Major cryptocurrencies rebound after a significant sell-off, with Bitcoin nearing $79,000.

Bitcoin and other major cryptocurrencies experienced a notable rally in the last 24 hours following a severe sell-off over the weekend that resulted in prices dropping to multi-month lows. During the Asian morning session, Bitcoin traded just below $79,000, recovering from lows around $74,000. Similarly, Ethereum surged past $2,340, while Solana, BNB, XRP, and Cardano recorded gains ranging from 3% to 6%, as per market data.

Despite this recovery, many large-cap tokens remain significantly down over the past week, with losses reaching as high as 20%. This movement follows a broad capitulation in the cryptocurrency markets, characterized by extensive long liquidations and a lack of liquidity. Insights from CF Benchmarks suggest that the recent sell-off could signal the conclusion of an extended bearish phase, which began with the deleveraging event on October 10, 2025.

According to Gabe Selby, head of research at CF Benchmarks, “Bitcoin has completed the bearish sequence that began with the October 10 deleveraging event, with the recent washout retesting—and briefly undercutting—the April 2025 “Liberation Day” lows around $74,000.” He further emphasized that the weekend”s price movements led to “massive long liquidations,” which were influenced by broader risk-off trends and mixed earnings reports from U.S. technology firms.

Selby also highlighted that Bitcoin“s decline is closely linked to ongoing regulatory challenges, particularly the stagnation of U.S. crypto market structure legislation, alongside initial signs of hawkish changes regarding Federal Reserve policy. In contrast, recent declines in gold and silver seemed more a result of overextended positioning rather than shared macroeconomic drivers.

“Now that April lows have been taken out, Bitcoin is at a clear inflection point,” Selby remarked. “Aggressive, high-volume bidding is needed to establish a new bullish market structure.

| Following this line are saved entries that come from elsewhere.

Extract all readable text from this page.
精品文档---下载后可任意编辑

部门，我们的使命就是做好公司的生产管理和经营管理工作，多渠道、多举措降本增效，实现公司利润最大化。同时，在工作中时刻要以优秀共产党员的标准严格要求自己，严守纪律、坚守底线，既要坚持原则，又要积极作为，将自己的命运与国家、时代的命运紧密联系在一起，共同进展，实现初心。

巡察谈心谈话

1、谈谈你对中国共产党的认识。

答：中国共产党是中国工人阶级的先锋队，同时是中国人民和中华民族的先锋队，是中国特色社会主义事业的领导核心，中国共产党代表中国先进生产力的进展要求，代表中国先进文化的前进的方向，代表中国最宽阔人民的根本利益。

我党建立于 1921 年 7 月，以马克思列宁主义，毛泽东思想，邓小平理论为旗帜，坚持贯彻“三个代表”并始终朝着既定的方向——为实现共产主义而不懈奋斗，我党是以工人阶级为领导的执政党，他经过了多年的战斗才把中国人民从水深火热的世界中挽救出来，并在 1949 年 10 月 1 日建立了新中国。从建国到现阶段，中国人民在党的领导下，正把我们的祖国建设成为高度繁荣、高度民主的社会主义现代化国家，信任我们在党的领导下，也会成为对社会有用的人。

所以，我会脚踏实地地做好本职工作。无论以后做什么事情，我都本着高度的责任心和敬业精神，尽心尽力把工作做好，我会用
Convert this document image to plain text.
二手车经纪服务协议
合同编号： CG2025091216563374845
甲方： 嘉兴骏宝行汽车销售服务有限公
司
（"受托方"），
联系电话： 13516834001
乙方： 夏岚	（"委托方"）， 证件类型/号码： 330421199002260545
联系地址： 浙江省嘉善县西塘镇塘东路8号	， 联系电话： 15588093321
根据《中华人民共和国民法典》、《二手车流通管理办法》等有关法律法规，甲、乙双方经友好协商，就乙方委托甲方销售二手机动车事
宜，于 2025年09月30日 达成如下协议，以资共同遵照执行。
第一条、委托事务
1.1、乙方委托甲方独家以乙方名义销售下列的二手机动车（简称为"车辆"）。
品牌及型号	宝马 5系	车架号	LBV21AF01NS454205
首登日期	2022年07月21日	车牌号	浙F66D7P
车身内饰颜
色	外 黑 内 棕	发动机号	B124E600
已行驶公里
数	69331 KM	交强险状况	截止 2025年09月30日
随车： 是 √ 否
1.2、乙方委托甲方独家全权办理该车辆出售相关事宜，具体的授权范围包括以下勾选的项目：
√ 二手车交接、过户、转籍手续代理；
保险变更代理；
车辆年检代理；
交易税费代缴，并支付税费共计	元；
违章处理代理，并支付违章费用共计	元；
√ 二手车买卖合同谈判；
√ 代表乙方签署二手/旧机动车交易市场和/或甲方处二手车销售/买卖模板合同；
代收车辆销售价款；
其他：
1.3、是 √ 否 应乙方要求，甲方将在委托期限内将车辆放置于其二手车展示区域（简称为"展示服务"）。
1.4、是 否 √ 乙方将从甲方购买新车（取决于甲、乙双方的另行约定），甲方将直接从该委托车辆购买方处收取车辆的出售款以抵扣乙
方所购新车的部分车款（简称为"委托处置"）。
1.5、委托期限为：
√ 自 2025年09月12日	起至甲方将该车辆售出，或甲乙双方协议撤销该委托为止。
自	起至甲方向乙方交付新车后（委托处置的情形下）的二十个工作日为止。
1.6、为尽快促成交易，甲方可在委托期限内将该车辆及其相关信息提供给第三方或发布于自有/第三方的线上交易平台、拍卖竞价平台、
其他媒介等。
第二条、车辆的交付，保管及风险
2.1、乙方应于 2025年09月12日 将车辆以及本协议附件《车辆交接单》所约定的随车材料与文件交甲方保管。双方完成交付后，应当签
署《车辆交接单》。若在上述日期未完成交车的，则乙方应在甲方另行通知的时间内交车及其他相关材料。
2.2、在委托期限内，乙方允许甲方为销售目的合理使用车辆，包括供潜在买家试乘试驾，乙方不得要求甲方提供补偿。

Failure to hold above those levels keeps downside risks alive toward liquidation clusters below $70,000.”

In the broader market context, Asian stocks rebounded following their most significant sell-off in over two months, aided by a recovery in gold and silver that helped stabilize overall risk sentiment. The MSCI Asia Pacific Index surged 2.4%, marking its strongest session since the “Liberation Day” rebound in April, while South Korean equities saw an increase of over 5%. U.S. equity futures also showed signs of improvement after positive guidance from Palantir, despite ongoing uncertainties surrounding Federal Reserve leadership and policy directions.